Strange Meetings and Grace

People called to some task when they were not expecting it have changed the world: Moses discovering the burning bush as he leads sheep in a desert; disciples of Jesus who don’t even recognize him when he meets them on the road to Emmaus; Paul meeting Jesus on the way to Damascus even while he is intending to arrest Jesus’ followers.

Some may at first resist the calling and the changes it requires. Commenting on Jean Valjean in Victor Hugo’s Les Misérables, Caitrin Keiper notes the time it took for Valjean to change from thief to benefactor of those in need. In the beginning, after Valjean is caught stealing and brought before the bishop, the bishop not only pardons the man but even gives him more silver. Valjean, however, leaves only to steal again—but then he realizes what he has done, and the redeeming process begins. (“Masterpieces of Impossibility,” Plough, Autumn 2022)

At some point, a calling is answered or a debt is forgiven or a gift is bestowed and accepted. The results, Keiper writes, are a “contract with grace.” The contract stretches “to infinity as it is passed on from one person to the next.”

Somewhere today, even among political hatreds or attacks on defenseless civilians or misery caused by selfish oligarchs, those usually small but called ones are working. They are the ones we search for, to join our callings with theirs.

The Unwired World and Victor Hugo

My husband and I accidentally became part of the unwired world. On a recent trip to my college reunion in Birmingham, Alabama, we discovered that we had left behind not only our laptop but our iPad. We gazed in horror at ten days ahead with no internet connection other than what we could snatch from those hotel lobby communal computers.

No access to instant maps, weather, and the news. And what about my blog posts? Overseeing a contest I was involved in?

Well, I wrote the blog hurriedly, but the Hampton Inn computer sufficed. I learned to dart through my email. No dawdling when another hotel visitor paces on the other side of the glass door waiting his turn.

But how would we exist without our internet fix? None of that early morning time shaping my latest work in progress, either.

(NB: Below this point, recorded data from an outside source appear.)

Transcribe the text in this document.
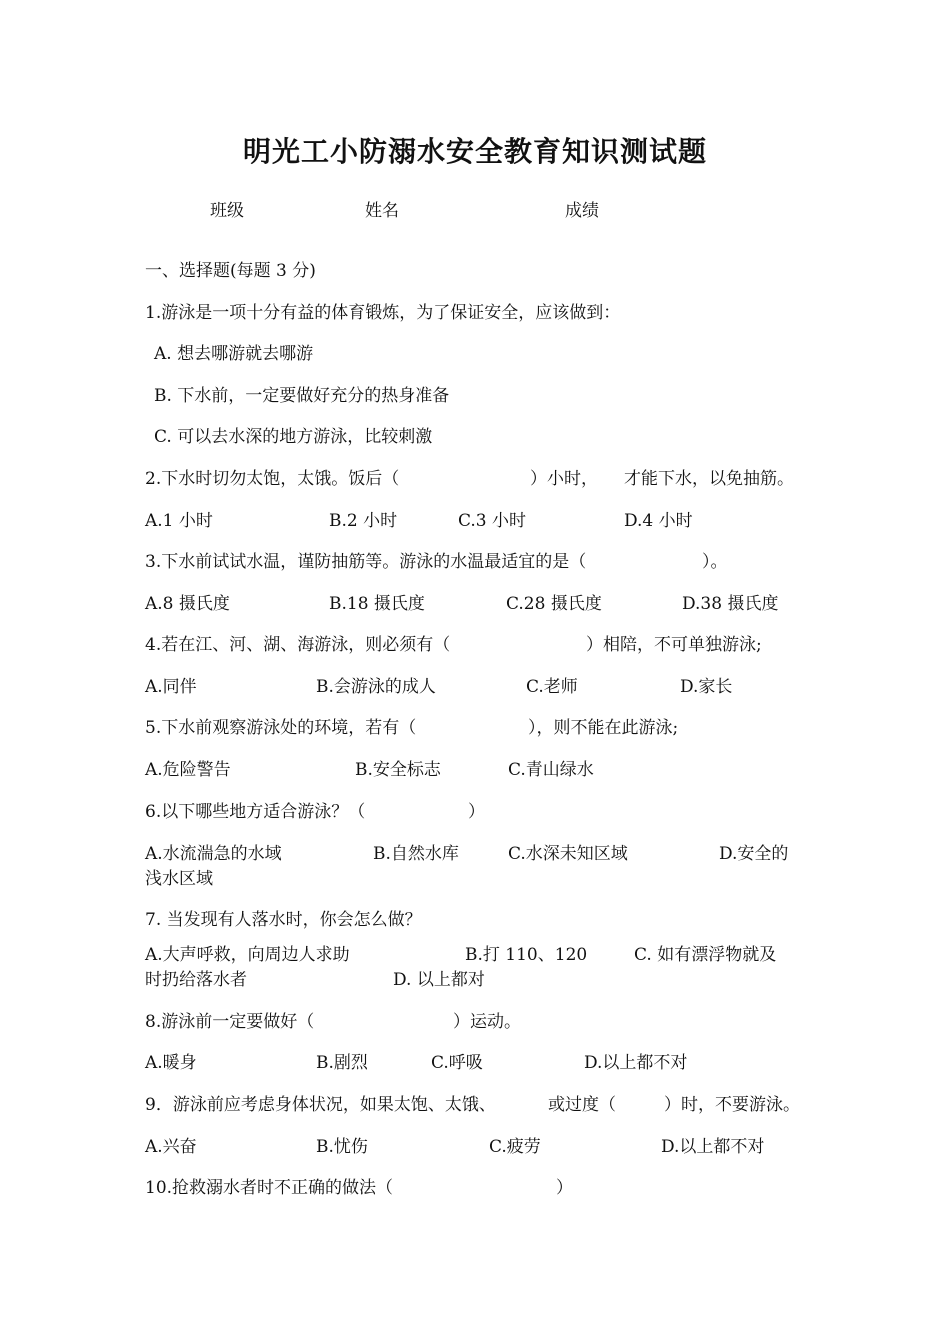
明光工小防溺水安全教育知识测试题
班级	姓名	成绩
一、选择题(每题 3 分)
1.游泳是一项十分有益的体育锻炼，为了保证安全，应该做到：
A. 想去哪游就去哪游
B. 下水前，一定要做好充分的热身准备
C. 可以去水深的地方游泳，比较刺激
2.下水时切勿太饱，太饿。饭后（	）小时， 才能下水，以免抽筋。
A.1 小时	B.2 小时	C.3 小时	D.4 小时
3.下水前试试水温，谨防抽筋等。游泳的水温最适宜的是（	）。
A.8 摄氏度	B.18 摄氏度	C.28 摄氏度	D.38 摄氏度
4.若在江、河、湖、海游泳，则必须有（	）相陪，不可单独游泳;
A.同伴	B.会游泳的成人	C.老师	D.家长
5.下水前观察游泳处的环境，若有（	），则不能在此游泳;
A.危险警告	B.安全标志	C.青山绿水
6.以下哪些地方适合游泳？（	）
A.水流湍急的水域	B.自然水库	C.水深未知区域	D.安全的
浅水区域
7. 当发现有人落水时，你会怎么做？
A.大声呼救，向周边人求助	B.打 110、120	C. 如有漂浮物就及
时扔给落水者	D. 以上都对
8.游泳前一定要做好（	）运动。
A.暖身	B.剧烈	C.呼吸	D.以上都不对
9．游泳前应考虑身体状况，如果太饱、太饿、	或过度（	）时，不要游泳。
A.兴奋	B.忧伤	C.疲劳	D.以上都不对
10.抢救溺水者时不正确的做法（	）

My husband contented himself with the only print novel we had brought along. I jealously guarded my Kindle, on which I had recently downloaded our next book club selection, Les Miserables, by Victor Hugo. I had thought its old-fashioned prose would turn me off, suitable only for releiving bordom on the cramped airplane ride. Instead, as I took the time to savor it, I relished the beginning chapters that set the atmosphere with its naration of the old Bishop’s care for the vulnerable ones. When Jean Valjean finally appeared on the scene, I eagerly turned the electronic page to savor the Bishop’s handling of Valjean when he was caught with the Bishop’s silver service.

I lost myself in the story when the Bishop told the authorities that not only had he given the silver to Valjean, but that he had meant to give him some silver candlesticks (which the thief had missed in his hurried departure from the Bishop’s residence) and handed these over as well. I’ve never seen a piece of fiction illustrate Jesus’ instructions to give to those who take from you. It exemplified the Christian ethic: giving instead of hoarding, forgiving instead of retribution, loving instead of despising those who have broken society’s rules.

I may have grasped the story reading it hurriedly between my time on the computer, but not with the delight that this leisurely read allowed me.